Publisher: Routledge
File Extension: PDF
File size: 2.35 MB
Author: Katarzyna Nowak McNeice
ISBN: 9780429025631, 9781138370418, 0429025637, 113837041X
Language: English
Year: 2018

Product desciption

California And The Melancholic American Identity In Joan Didions Novels Exiled From Eden Katarzyna Nowak Mcneice by Katarzyna Nowak Mcneice 9780429025631, 9781138370418, 0429025637, 113837041X instant download after payment.

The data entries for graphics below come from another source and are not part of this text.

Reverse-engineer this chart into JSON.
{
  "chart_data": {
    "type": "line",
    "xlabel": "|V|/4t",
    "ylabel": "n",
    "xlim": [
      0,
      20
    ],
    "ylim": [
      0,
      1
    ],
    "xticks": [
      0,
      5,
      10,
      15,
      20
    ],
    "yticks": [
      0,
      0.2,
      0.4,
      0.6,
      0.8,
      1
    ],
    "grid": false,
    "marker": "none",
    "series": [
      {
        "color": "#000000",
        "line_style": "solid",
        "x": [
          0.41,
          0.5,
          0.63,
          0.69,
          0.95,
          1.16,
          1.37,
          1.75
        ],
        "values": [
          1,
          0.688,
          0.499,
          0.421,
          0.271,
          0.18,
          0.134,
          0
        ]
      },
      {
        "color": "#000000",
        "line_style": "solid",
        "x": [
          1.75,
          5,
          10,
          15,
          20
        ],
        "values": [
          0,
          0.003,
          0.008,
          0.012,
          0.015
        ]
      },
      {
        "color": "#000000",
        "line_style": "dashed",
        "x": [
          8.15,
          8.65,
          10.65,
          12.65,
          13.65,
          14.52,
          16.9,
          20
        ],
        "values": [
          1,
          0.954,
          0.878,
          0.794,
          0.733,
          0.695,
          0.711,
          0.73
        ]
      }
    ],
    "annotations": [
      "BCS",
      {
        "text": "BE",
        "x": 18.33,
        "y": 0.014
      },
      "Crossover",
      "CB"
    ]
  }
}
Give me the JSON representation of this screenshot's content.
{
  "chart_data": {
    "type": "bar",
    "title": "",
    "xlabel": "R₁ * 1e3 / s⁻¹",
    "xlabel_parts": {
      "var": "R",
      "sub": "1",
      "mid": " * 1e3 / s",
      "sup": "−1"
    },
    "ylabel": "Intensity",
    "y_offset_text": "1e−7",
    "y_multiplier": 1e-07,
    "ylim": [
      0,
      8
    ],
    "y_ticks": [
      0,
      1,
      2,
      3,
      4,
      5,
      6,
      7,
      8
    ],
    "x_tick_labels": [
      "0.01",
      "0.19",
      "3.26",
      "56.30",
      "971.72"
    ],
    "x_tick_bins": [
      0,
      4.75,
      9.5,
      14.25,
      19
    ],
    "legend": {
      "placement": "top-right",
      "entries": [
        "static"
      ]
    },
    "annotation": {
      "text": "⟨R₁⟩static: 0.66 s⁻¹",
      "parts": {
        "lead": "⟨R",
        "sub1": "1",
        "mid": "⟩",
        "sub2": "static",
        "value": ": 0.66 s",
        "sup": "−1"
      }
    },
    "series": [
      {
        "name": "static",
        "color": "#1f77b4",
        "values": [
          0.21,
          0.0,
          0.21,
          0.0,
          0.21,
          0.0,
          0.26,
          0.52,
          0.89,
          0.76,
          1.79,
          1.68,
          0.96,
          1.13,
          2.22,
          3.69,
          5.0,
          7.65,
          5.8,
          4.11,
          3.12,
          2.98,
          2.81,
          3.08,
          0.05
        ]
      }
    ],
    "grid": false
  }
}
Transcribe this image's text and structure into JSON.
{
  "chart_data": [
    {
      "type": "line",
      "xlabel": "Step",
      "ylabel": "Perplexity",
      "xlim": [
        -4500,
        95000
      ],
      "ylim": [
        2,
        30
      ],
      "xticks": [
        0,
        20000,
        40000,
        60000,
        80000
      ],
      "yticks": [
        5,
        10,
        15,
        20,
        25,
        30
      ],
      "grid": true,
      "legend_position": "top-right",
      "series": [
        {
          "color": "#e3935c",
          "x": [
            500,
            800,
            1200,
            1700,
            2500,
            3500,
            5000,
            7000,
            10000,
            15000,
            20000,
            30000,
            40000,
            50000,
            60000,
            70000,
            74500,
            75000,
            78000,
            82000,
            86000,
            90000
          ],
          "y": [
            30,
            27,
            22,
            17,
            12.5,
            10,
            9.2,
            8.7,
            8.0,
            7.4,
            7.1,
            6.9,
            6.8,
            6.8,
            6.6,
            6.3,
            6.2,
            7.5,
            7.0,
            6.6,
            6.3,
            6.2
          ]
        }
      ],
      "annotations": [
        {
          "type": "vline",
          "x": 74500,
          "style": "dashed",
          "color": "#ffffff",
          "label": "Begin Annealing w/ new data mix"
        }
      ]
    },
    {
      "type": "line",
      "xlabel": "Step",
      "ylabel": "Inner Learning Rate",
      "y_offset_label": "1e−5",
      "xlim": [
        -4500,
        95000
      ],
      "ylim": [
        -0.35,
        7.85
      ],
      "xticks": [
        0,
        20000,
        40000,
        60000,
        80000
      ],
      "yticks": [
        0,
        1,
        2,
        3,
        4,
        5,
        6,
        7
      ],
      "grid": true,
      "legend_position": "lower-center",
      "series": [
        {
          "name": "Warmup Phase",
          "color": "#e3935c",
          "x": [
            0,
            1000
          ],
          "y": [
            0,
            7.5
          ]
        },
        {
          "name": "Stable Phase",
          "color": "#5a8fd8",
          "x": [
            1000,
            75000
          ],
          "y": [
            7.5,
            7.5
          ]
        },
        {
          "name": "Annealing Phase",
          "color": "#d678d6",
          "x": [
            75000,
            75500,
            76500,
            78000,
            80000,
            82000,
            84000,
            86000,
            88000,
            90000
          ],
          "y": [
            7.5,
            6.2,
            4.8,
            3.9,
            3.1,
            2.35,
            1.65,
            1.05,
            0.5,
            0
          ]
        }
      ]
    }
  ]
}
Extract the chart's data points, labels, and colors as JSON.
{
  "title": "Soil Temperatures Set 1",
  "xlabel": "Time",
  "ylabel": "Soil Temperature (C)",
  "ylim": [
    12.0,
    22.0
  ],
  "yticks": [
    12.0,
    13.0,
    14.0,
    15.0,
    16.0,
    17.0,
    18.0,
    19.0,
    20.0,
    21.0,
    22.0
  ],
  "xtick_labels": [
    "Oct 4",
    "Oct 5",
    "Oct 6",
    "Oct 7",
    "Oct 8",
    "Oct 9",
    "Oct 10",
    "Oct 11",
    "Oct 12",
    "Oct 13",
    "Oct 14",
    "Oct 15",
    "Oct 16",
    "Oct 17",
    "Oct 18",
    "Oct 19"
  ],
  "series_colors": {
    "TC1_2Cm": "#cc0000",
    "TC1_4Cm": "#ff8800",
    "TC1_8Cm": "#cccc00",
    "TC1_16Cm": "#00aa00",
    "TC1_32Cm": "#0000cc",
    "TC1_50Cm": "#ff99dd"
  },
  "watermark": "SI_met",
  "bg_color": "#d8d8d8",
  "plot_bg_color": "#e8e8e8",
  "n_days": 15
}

California and the Melancholic American Identity in Joan Didion’s Novels: Exiled from Eden focuses on the concept of Californian identity in the fiction of Joan Didion. This identity is understood as melancholic, in the sense that the critics following the tradition of both Sigmund Freud and Walter Benjamin use the word. The book traces the progress of the way Californian identity is portrayed in Joan Didion’s novels, starting with the first two in which California plays the central role, Run River and Play It As It Lays, through A Book of Common Prayer to Democracy and The Last Thing He Wanted, where California functions only as a distant point of reference, receding to the background of Didion’s interests. Curiously enough, Didion presents Californian history as a history of white settlement, disregarding whole chapters of the history of the region in which the Californios and Native Americans, among other groups, played a crucial role: it is this reticence that the monograph sees as the main problem of Didion’s fiction and presents it as the silent center of gravity in Didion’s oeuvre. The monograph proposes to see the melancholy expressed by Didion’s fiction organized into four losses: of Nature, History, Ethics, and Language; around which the main analytical chapters are constructed. What remains unrepresented and silenced comes back to haunt Didion’s fiction, and it results in a melancholic portrayal of California and its identity – which is the central theme this monograph addresses.